A new DeKalb County executive order makes clear all elected officials must meet the same standards as county employees when spending on county-issued charge cards.
The order, signed Monday by interim CEO Lee May, and a new policy will allow the CEO to suspend or revoke the Visas known as P-cards for misuse.
It comes four weeks after The Atlanta Journal-Constitution revealed Commissioner Elaine Boyer had racked up thousands of dollars in personal charges on her card and May’s repeated insistence that, given DeKalb’s divided government, he could not cancel her card.
Monday, he acknowledged he had not responded strongly enough to the allegations. His actions — and decision to audit Boyer’s purchases from 2011 to present — are designed to send a message to residents that they can trust him to tackle such questions head-on.
“Early on, I was quiet as I tried to figure out who was responsible and what power I had,” May said. “It is clear I think, though, that there has not been as good of oversight as we should have had. This should fix it.”
May’s order calls for moving P-card oversight to the county’s finance department, which can stop payment on any card. It also requires that all cardholders receive annual training and every card be audited yearly.

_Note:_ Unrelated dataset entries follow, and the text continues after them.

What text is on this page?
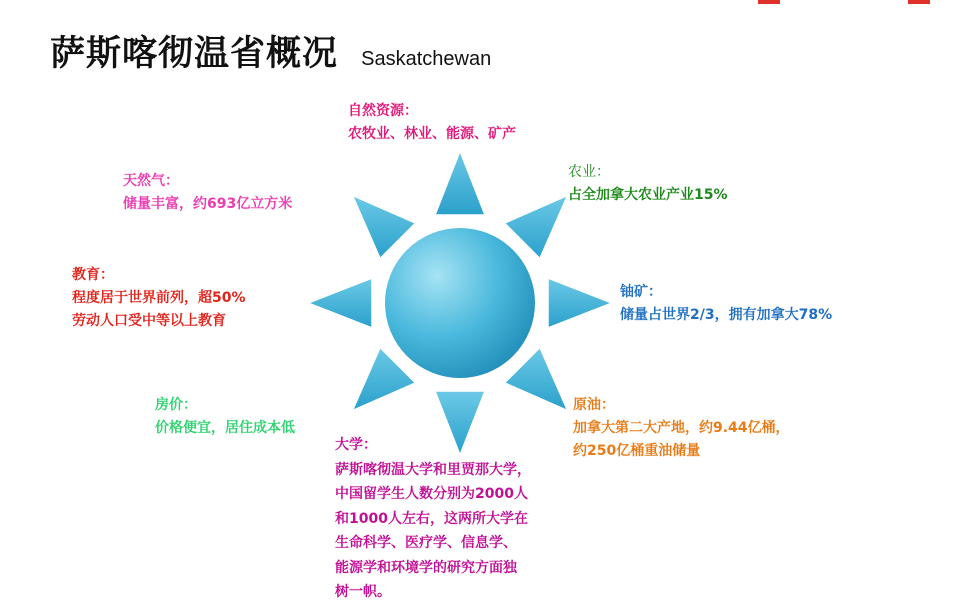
萨斯喀彻温省概况 Saskatchewan
自然资源：
农牧业、林业、能源、矿产
天然气：
储量丰富，约693亿立方米
农业：
占全加拿大农业产业15%
教育：
程度居于世界前列，超50%
劳动人口受中等以上教育
铀矿：
储量占世界2/3，拥有加拿大78%
房价：
价格便宜，居住成本低
原油：
加拿大第二大产地，约9.44亿桶，
约250亿桶重油储量
大学：
萨斯喀彻温大学和里贾那大学，
中国留学生人数分别为2000人
和1000人左右，这两所大学在
生命科学、医疗学、信息学、
能源学和环境学的研究方面独
树一帜。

May said he believes the existing policy, which all 294 current cardholders agreed to abide by, did cover elected officials. But commissioners, who signed the agreement, have said they did not think the rules applied to them or their staff.

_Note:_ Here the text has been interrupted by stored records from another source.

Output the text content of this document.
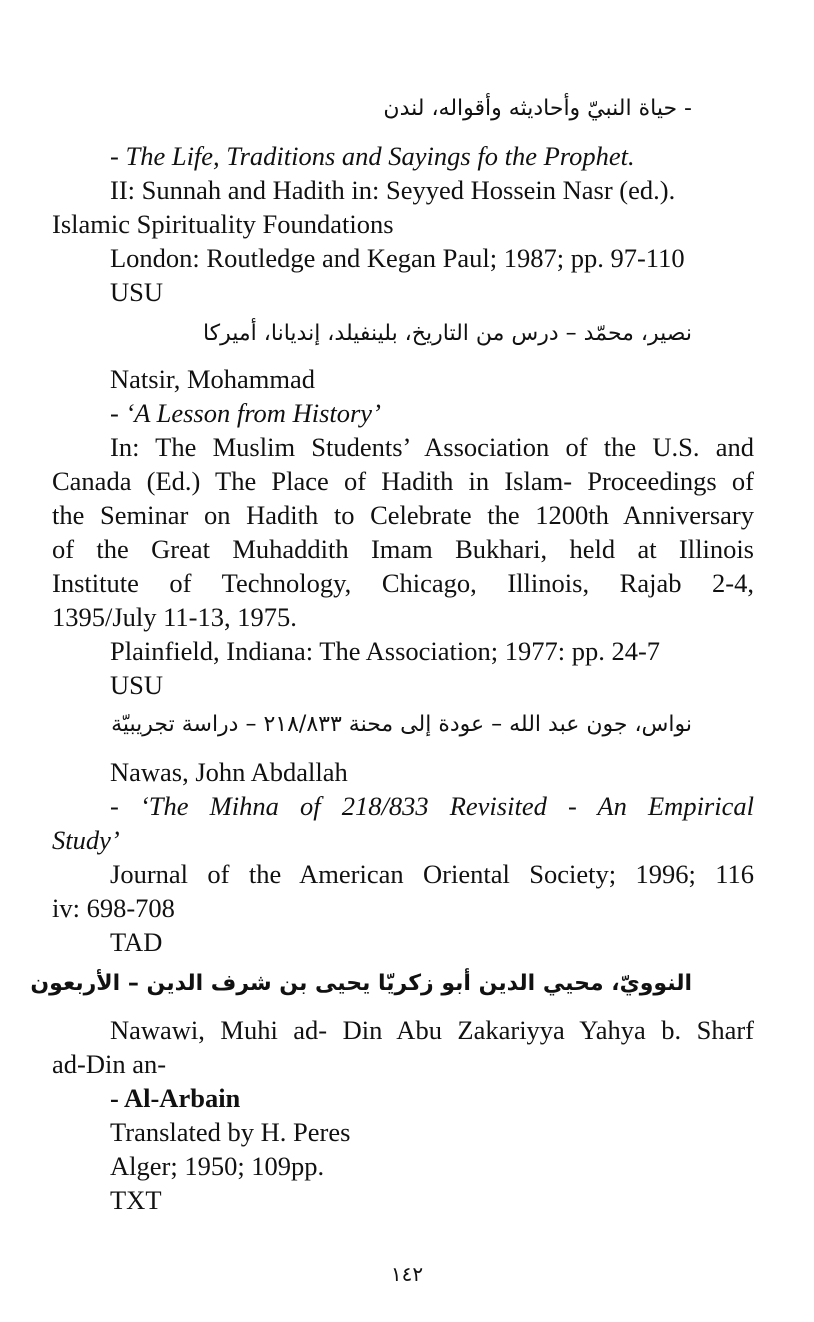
- حياة النبيّ وأحاديثه وأقواله، لندن
- The Life, Traditions and Sayings fo the Prophet.
II: Sunnah and Hadith in: Seyyed Hossein Nasr (ed.).
Islamic Spirituality Foundations
London: Routledge and Kegan Paul; 1987; pp. 97-110
USU
نصير، محمّد – درس من التاريخ، بلينفيلد، إنديانا، أميركا
Natsir, Mohammad
- ‘A Lesson from History’
In: The Muslim Students’ Association of the U.S. and
Canada (Ed.) The Place of Hadith in Islam- Proceedings of
the Seminar on Hadith to Celebrate the 1200th Anniversary
of the Great Muhaddith Imam Bukhari, held at Illinois
Institute of Technology, Chicago, Illinois, Rajab 2-4,
1395/July 11-13, 1975.
Plainfield, Indiana: The Association; 1977: pp. 24-7
USU
نواس، جون عبد الله – عودة إلى محنة ٢١٨/٨٣٣ – دراسة تجريبيّة
Nawas, John Abdallah
- ‘The Mihna of 218/833 Revisited - An Empirical
Study’
Journal of the American Oriental Society; 1996; 116
iv: 698-708
TAD
النوويّ، محيي الدين أبو زكريّا يحيى بن شرف الدين – الأربعون
Nawawi, Muhi ad- Din Abu Zakariyya Yahya b. Sharf
ad-Din an-
- Al-Arbain
Translated by H. Peres
Alger; 1950; 109pp.
TXT
١٤٢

The new policy, which the county’s cardholders have two weeks to sign, for the first time specifically requires elected officials to follow a policy that allows revocation or criminal charges for spending abuses. County workers, though not elected officials, also can be fired for problems.
The policy also defines accepted uses for P-cards for both elected and hired workers. Some differences include allowing elected officials to spend on travel, while other workers cannot.
It also cuts each elected official’s monthly P-card allowance from $5,000 to $2,000, the same for supervisors with the cards in other departments.
That means county commissioners, for instance, could spend only up to $24,000 a year on the cards. That amount comes out of each commissioner’s $200,000 office budget, which includes expenses such as staff and insurance.
Boyer, whose spending problems prompted greater scrutiny of the program, requested the overall audit and greater oversight in an email Thursday to the county’s chief operating officer. In it, she also suggests that the county consider canceling the program altogether.
“I acknowledge I was not spending properly and I’ve been very sloppy with my record-keeping, but because I always spent within my (commission) budget, the only issue that ever came up was my need to do better on receipts,” Boyer said in an exclusive interview Monday with the AJC, referring to a 2011 audit that found those flaws in her reports.
“No one was really looking at any elected officials, so I would welcome more supervision and clarity so no one else is caught making mistakes when they think they are doing it properly,” she added.
The AJC investigation found that Boyer spent more than $16,800 on airline tickets, rental cars, cellphone charges and other travel expenses on her county-issued card. She reimbursed many of the charges within days, but paid back, or pledged to pay back, about $8,000 only after the newspaper began asking questions.
Boyer signed an agreement in 2010 with the county’s purchasing department, which administers the Visas, not to use the P-card for personal purchases and acknowledged that “DeKalb County may terminate my right to use this card at any time for any reason at its sole discretion.”
After the AJC probe, Boyer said she voluntarily stopped using the card assigned to her and her chief of staff. Monday, May said the cards had been shut off.
The administrator of the county program recently told commissioners that none of the county departments that allow the P-cards — ranging from the county-owned DeKalb-Peachtree Airport to the roads department — have experienced any widespread abuse or policy violations.
Those workers have been following the existing rules to file monthly logs of expenses that include receipts.
In turn, every department has a designated P-card representative who is tasked with providing a monthly printout from the bank that shows expenses that need to be reconciled, said administrator Travis Cherry.
Only when the log and receipts match the bank statement are the payments considered appropriate.
May said Monday that the existing agreement would not allow him to revoke Boyer’s card, though she has pledged to stop using it until a new policy is in place.
The solution, according to county attorney O.V. Brantley, was the new policy that designates the P-cards as an administrative program. That gives the CEO’s office power to oversee the commission cards while still allowing the legislative branch overall control of its own budget, May said.
“This is a privilege, not a right, and we are exercising greater control over that privilege starting now,” May said.